Decision to Launch this Project, 2009

In February 2009, Polly Schlaff, a 34-year-old widow of one of the young men that had died of cancer, started a Facebook Group called “Cancer in White Lake.” Hundreds of people joined the group, sharing their concerns about their own cancers or the cancers of their friends and relatives. One member said, “I’m so glad someone is finally doing something about this.” We said, “We aren’t, but maybe we should.”

We consulted with a White Lake area environmentalist, as well as the epidemiologist, an environmental specialist, and a mapping specialist at Public Health – Muskegon County.
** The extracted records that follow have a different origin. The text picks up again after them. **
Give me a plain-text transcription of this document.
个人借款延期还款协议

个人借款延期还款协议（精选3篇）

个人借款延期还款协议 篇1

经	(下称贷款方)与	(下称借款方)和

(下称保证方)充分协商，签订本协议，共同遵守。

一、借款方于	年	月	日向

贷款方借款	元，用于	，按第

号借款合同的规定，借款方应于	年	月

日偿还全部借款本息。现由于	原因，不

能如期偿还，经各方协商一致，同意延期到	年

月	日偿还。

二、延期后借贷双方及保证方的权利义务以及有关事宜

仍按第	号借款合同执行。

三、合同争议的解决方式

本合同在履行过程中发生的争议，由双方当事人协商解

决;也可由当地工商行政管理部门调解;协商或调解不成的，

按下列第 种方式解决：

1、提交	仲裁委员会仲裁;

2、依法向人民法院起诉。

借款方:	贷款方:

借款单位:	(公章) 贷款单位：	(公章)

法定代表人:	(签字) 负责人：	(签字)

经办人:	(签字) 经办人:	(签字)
We searched online and read about investigations that had been done in other communities, including the Huntington Breast Cancer Action Coalition (HBCAC).

During the next three months, we weighed whether or not we should take on this project. But then we learned of additional young adults from our town that had been diagnosed with cancer.

We said, “If we look into this, we might learn something. If we don’t look into this, we most certainly won’t learn anything.” We jumped into this effort with both feet, unaware of the rewards and the obstacles that lay ahead.

Our epidemiologist from Public Health – Muskegon County, Dr. Jean Chang, kindly listened to our concerns and said, “Make a list.” We formed a Health Committee to do the work of determining our criteria for inclusion, developing our survey, and reaching out to the community to invite their participation in the project.